Hard-Pressed at BU

BU's journalism department rocks. So... why is the school’s student paper tanking?

Illustration by Vigg Illustration/Ann Koeffler

Illustration by Vigg Illustration/Ann Koeffler

Boston University has one of the country’s highest-power journalism programs: It boasts Pulitzer-winning faculty and alumni who go on to the New York Times. And yet, BU’s student newspaper is nearly broke, largely ignored on campus, and now—particularly embarrassing for an “independent” newspaper—in hock to the school. In May the Daily Free Press accepted a $78,000 advance on future advertising from BU’s administration to stave off bankruptcy. That’s the same administration, by the way, that the Free Press is supposed to be covering.

Like a lot of papers, the broadsheet was hit hard by the 2008 recession, which killed ad sales and sent print costs soaring. In response, the Free Press cut back on circulation and page counts, eliminated the Friday edition, and moved to a cheaper office.

But other local student papers have fared better lately: The Harvard Crimson and the Tufts Daily both started off the year in the black. Advertisers, it seems, still love reaching college kids.

So what’s the problem with the Free Press? A lack of interest, apparently. The paper has a circulation of just 4,000, while the Crimson is at 6,000 (despite Harvard having less than half as many students as BU). The Free Press has also had trouble attracting aspiring journalists. While the Tufts paper’s masthead is crammed with more than 100 names, the Free Press lists just nine.

All of which may point to the real issue: Instead of being a rollicking, risk-taking lab for young journos, the paper plays it by the book with its coverage, notes BU journalism department chairman William McKeen. “The Free Press could develop more of an attitude or an identity with the BU students,” he says. As a result, while reporters and editors at Harvard and Tufts flock to their campus papers, BU students strive for internships elsewhere in the city.
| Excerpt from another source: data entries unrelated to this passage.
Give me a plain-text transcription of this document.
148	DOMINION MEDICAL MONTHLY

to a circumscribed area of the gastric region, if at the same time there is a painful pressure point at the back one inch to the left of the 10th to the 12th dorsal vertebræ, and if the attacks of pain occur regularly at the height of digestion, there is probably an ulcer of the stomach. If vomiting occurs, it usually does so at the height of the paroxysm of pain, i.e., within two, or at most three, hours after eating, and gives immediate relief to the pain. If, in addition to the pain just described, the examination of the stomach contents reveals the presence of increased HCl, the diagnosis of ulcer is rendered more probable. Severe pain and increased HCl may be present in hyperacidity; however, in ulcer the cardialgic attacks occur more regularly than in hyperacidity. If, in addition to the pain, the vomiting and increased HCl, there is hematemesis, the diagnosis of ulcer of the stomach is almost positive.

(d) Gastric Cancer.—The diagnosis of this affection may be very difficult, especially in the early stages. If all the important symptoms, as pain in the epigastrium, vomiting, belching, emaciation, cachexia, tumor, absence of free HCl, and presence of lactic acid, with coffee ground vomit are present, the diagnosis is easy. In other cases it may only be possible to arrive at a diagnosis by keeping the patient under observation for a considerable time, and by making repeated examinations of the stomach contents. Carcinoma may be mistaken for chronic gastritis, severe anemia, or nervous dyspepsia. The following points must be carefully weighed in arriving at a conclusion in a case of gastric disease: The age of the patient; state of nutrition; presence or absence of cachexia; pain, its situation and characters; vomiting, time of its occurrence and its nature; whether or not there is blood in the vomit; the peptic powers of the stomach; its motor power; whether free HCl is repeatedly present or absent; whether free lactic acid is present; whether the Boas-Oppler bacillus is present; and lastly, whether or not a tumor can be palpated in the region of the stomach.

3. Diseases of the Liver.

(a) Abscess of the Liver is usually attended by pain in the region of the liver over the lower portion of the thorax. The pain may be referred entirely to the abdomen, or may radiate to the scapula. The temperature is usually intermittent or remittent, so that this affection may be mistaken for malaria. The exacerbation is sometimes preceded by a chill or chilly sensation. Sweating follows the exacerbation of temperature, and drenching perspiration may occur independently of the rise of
And what of the Free Press’s reporting now that it’s taken the advertising advance? Annie Ropeik, the student chairman of the paper’s board of directors, says she expects BU to stay hands-off. “Our plan is business as usual,” she says. That might not be a good thing.


Boston University
4,000   Circulation of the Free Press
16,340   Total undergrads

Harvard University
6,000   Circulation of the Crimson
6,641   Total undergrads

Tufts University
4,000   Circulation of the Tufts Daily
5,150   Total undergrads

Clarification: The Daily Free Press and Tufts Daily have different conventions for listing staffers on their mastheads; the Free Press does not necessarily include all contributors to the newspaper in theirs.